Stock traders, on the other hand, love a stronger economy.  They were displeased to hear negative economic commentary last week from the likes of Jaime Dimon and Elon Musk (though he walked back his statement), and have been concerned about how China’s lockdowns are affecting the global supply chain crises.  Yet the S&P 500 sector with the largest upward move at noon today is Communications Services.  The most important component of that sub-sector is Alphabet (GOOG, GOOGL), which is up over 2%.  For that, we can credit individual investor psychology about stock splits.  GOOG/GOOGL will be splitting 20:1 next month, just as Amazon (AMZN) did today.

We have written at length about why we are somewhat dismissive about stock splits as a driver of stock prices (see here and here, for pieces about GOOG and Spotify (SPOT), respectively).  The short version is that the old impetus for making stocks affordable to individuals is greatly diminished in an era of odd-lot and fractional share trading.  We do, however, recognize that splits can have a profound effect on the affordability of options.  It is possible that the increased popularity of call option speculation is enough to outweigh the reduced impact of stock affordability.  More likely is that the old psychological concept that stock splits are beneficial to a company are enough to create a self-fulfilling prophecy.  When it comes to investing, perception can become reality.  If enough investors believe that something is meaningful – whether important or even true – it can propel a stock for a period of time.  That appears to have been driving AMZN for the past few sessions and is driving GOOG today.
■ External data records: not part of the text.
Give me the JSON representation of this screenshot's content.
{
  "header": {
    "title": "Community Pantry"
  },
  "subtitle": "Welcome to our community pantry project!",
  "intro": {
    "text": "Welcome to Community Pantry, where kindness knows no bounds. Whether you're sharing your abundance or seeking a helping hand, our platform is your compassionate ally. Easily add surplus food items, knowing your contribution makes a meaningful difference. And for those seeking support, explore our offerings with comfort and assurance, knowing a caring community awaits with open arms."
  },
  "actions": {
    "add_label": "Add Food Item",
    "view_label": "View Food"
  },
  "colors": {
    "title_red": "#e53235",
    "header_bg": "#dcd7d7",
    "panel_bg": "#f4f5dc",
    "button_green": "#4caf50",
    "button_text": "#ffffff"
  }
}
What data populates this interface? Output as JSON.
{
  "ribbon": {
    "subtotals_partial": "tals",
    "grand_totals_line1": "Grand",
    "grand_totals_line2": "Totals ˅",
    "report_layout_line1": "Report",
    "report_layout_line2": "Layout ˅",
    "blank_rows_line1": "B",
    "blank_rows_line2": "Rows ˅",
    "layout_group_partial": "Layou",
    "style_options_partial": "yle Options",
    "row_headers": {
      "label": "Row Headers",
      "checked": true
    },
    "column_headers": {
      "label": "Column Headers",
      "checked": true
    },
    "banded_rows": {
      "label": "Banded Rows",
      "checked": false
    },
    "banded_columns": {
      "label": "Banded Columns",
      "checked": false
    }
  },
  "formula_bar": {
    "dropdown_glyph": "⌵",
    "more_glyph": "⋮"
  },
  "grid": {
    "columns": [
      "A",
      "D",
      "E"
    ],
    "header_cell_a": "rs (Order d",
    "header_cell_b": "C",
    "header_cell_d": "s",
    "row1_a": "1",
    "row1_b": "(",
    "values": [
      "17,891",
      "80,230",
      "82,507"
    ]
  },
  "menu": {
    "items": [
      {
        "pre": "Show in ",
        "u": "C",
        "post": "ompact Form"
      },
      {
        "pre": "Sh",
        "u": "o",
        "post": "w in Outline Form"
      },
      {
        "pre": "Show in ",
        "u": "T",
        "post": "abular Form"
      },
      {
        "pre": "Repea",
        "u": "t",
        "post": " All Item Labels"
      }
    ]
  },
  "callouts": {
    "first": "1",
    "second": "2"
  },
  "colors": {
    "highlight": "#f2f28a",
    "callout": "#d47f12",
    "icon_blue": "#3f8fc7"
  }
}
We also see the latest expression of Elon Musk’s buyer’s remorse.  Today he announced that Twitter’s (TWTR) refusal to share information about spam is a breach of their merger pact.  TWTR stock fell about 3% on that news, but rebounded somewhat after the company stated that it is willing to cooperate with Musk.  TSLA stock was originally boosted by this latest attempt to find a valid reason to quash the deal, but it is now up less than ½%.  It is quite possible that investors are becoming tired of the constant reversals from Elon Musk – a point we raised about six weeks ago when we asked “At What Point Do We Reach Peak Musk?”  As of now, that point appears to have been about six weeks ago.

The longer I write, the more this market fades.  Perhaps the allure of getting 20 singles for a $20 bill is beginning to wear off in the face of higher interest rates.